Investigator of the week: Norma, who walked an hour and a half to church yesterday despite being an active Catholic.  She is super funny and very religious (can you say religiously religious, or is that sacrilegious?  Haha).
Lots of very Puerto Rican love (hug hug kiss kiss BIG HUG little kiss),
Hermana Kirkland

Monday, July 20, 2015

I send this to a lot of my friends on missions, and most of you are going to be getting back in the next few months.  Let me know when so that I can take you off the list.

Some week I write down beforehand what I'm going to write everyone so I can remember it all.  This week was not one of those weeks.  We had a fun service with the ward where we packed and handed out loads of donated backpacks.  After we packed the backpacks we made it into a game to see how much of the food they gave us we could fit into our bags.  Free food is not to be taken lightly.  Just another way that the mission is preparing me for college (or college prepared me for the mission??).

Another cool member is Pamela.  She was baptised in England in 1958 against her husband's will and then moved to Puerto Rico.  She was the first member here in Caguas and didn't have any contact with the church for years.  Her husband ripped her baptismal certificate up when he found it but she still has the pieces.  Though he was never baptized, he gradually became more supportive and she has been faithful up to today.  And she speaks English with a sweet British accent.

Well, off to work!  In about two hours.  Two very precious hours.
Hermana Kirkland

Monday, July 13, 2015

Survivng the Puerto Rico San Juan Mission Rule #7 - always know where your agenda is.  If you have your agenda, everyone will think that you are a responsible missionary and will be happy to loan you various other things, including a hymnal, a Book of Mormon, any of the pamphlets, a Bible, a triple, a pen, a pencil, a toothbrush, clothing, food, water, hair supplies, soap, toilet paper (but not a towel).  I lost my agenda for one night this week and didn't feel like a real missionary.  It's almost as bad as losing your nametag.

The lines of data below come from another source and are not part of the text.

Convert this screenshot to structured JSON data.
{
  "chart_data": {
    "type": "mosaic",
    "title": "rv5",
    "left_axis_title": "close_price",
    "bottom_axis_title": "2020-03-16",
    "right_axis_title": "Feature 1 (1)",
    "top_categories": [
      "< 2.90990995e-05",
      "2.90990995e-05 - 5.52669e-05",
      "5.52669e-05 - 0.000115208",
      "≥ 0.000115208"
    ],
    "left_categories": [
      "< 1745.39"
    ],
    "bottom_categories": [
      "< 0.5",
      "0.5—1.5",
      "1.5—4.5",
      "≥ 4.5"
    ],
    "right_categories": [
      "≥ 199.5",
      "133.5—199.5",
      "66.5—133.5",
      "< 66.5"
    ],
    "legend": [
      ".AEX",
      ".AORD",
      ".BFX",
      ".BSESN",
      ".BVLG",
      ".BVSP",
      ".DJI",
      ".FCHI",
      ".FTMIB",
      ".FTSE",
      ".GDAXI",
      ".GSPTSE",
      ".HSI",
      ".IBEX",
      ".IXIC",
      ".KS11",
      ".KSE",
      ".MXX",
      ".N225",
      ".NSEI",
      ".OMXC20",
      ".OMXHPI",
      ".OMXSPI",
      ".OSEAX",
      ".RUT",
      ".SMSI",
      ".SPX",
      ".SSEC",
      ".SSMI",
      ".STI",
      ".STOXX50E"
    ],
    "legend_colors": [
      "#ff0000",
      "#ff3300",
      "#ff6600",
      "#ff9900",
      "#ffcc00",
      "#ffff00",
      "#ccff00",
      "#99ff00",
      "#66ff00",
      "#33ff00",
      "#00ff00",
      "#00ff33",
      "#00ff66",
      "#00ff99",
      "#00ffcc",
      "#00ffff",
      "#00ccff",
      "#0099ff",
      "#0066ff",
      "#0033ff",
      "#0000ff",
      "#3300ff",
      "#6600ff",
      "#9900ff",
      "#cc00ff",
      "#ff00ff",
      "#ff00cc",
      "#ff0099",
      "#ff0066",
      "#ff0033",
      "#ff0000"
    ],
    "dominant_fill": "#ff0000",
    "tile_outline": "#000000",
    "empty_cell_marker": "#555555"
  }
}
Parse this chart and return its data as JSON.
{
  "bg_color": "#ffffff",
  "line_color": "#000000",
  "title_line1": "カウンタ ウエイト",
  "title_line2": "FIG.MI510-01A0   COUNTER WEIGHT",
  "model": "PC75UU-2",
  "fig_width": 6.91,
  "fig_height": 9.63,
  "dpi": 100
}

I am in Isaiah in my Bible reading and am really enjoying the last days prophecies (plus in 3 Nephi 23 Christ literally tells us that studying Isaiah is a commandment).  One of my new favorite scriptures is Isaiah 41:10, which says, "Fear thou not; for am with thee: be not dismayed;foam thy God: will strengthen thee; yea, will help thee; yea, will uphold thee witthe right hand of myrighteousness.
Isaiah is sweet.

Contact of the week:
"Hi! Can we share a card with you!"
"Only if I can share something with you."
"...uh, what?"
"...a rosary."
*leaves.  We hastily pull out a Book of Mormon and a Restoration pamphlet.*
"Here you go!  It's made in Jerusalem.  Out of olive wood."
"Thank you!  Here's a Book of Mormon, an ancient record of scripture about the ancestors of the American continent [I don't know how to say these things in English anymore]."
"I respect all religious beliefs... but do you really believe that!"
"Of course!"
In the name of Jesus Christ.  Amen.

Hermana Kirkland

Monday, July 6, 2015

In the mission, you'll find yourself moving around quite a bit (some more than others) and for that we have a very important rule: Travel Light.  Baggage is not a fun thing to move around, whether in suitcases or relationships.  2 suitcases and a carryon is all you've got to take home, so there's really no point in having more stuff than that.  And as far as relationships go, I got really close to the members in San Sebastian, and it has been hard to leave them.
As far as whitewashing goes, though, Caguas is the ideal.  It is a super supportive ward of I don't know how many people.  Too many to count.  It's a good thing I'll probably die here because there's no other way I'll get to know everyone.  It's city (when I called the office the first day, the senior missionary said, "Oh Sister Kirkland, you're back in civilization!"  Shut up, don't remind me), so there's a lot to cover, but the members are always available to give rides.  And there are a lot of funny people here.  Morgan, who is a convert from Provo who served a mission and met her Puerto Rican husband on LDS Singles; Nancy and her daughters Tatiana and Damara, who are all very spunky; and Aida, who insists that we call her "abuela" but also insists she's 15 (sometimes 13).  Our ward mission leader has set a goal of 30 baptisms for the year, which is a bit lofty but something to work towards.  All in all, we're ready to work!
We have 4 sisters and 2 elders here, and everyone mistakes me for Hermana Gassaway.  The members actually feed us (to the point where they call us and ask if we've eaten, and if not they buy us food).  People trip over themselves to give us references and accompany us.  It's a good thing Hermana Paniagua knows how to work with member because I am out of my league here.  Whatever happened to the hard side of missionary work?  What happened to contacting?